Konotasi inilah yang membuat dinamika perkembangan buruh menjadi polemik, agar buruh diberdayakan selayaknya pekerja pada umumnya. Dengan meminta keadilan yang seadil-adilnya guna menyetarakan tingkat profesi yang mereka dapat. Intisarinya, buruh merupakan suatu profesi yang layak untuk diberdayakan, guna mencapai suatu produktifitas dalam pengembangan usaha, dalam kinerja suatu perusahaan dengan mengkonotasikannya tanpa koersi berupa pemerasaan tenaga dalam bekerja.
Pada abad ke-18, tepatnya di Prancis munculnya suatu gagasan mengenai pemahaman segi administrasi yang masih dalam pelukan disiplin ilmu manajemen, yang dicetuskan oleh Frederich W. Taylor dengan tulisannya yakni Scienctific Management. Dengan menganggap bahwa produktivitas barang akan didapat dengan mengumpamakan manusia adalah mesin sebagai pemenuhan produktivitas barang. Taylor mengemukakan hal tersebut dengan mengamati ke efektifan dan ke-efesiensian terkait masalah keorganisasian dengan melibatkan manusia sebagai paham antroposentrisnya. Munculnya perbedaan kelas antar strata menimbulkan konflik dalam hak asasi yang dimiliki setiap buruh/pekerja. Pertentang tersebut berupaya menciptakan sintesa yang jauh lebih baik dalam kefektifitasn dan ke-efesiensian.
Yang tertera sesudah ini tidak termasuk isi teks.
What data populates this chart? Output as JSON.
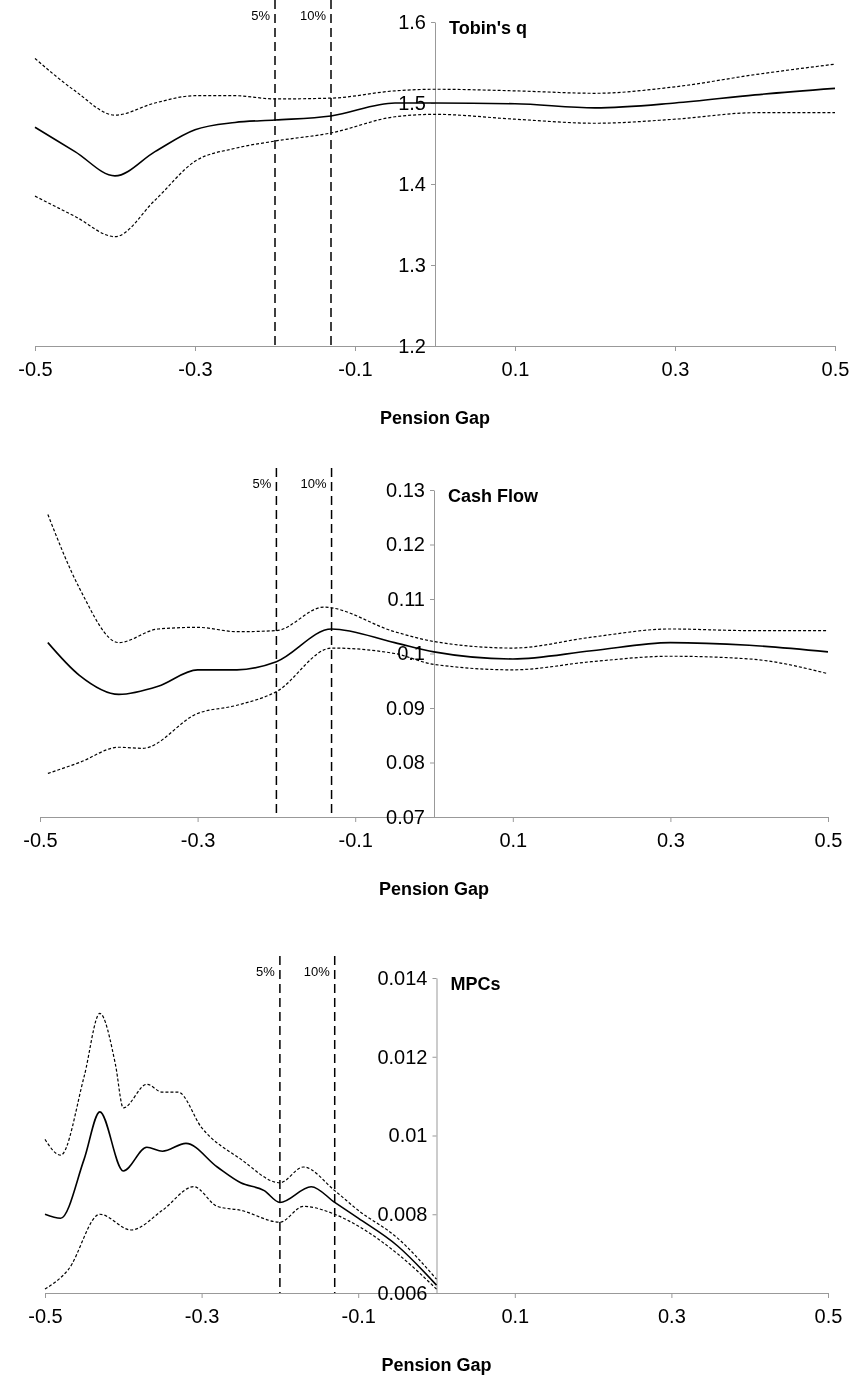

Sementara itu, pergerakan buruh dengan segala tuntutannya yang terjadi akhir-akhir ini menandakan bergantinya pakaian liberalis dan kapitalis. Pergantian tersebut tentunya menjadi akulturasi yang kian menakutkan dimata setiap negara yang memiliki ideologi terbuka. Menjelmanya akulturasi pakaian liberalis dan kapitalis dengan nama Neo-Liberalis, dengan menganut paham liberalis klasik membuat ideologi ini berkembang pesat dengan sekian konsep yang dimilikinya. Polemik buruh kian gencar dikumandangkan bukan hanya saja di hari buruh (may day) saja, penuntutan diberlakukannya buruh dengan sewajarnya dengan keadilan yang adil membuat semangat buruh untuk terus mempertahankan ideologisnya. Konsep terbaru akhir ini melanda tiap negara dunia ketiga termasuk Indonesia dengan sistem demokrasinya. Pemberdayaan buruh dengan mengibaratkan buruh sebagai kalangan masyarakat dan sering kali perselingkuhan pemerintah dengan pihak swasta menjadi tajuk yang panas untuk sistem demokrasi semisal pada tahun 2003 terbitnya undang-undang No 13 tahun 2003.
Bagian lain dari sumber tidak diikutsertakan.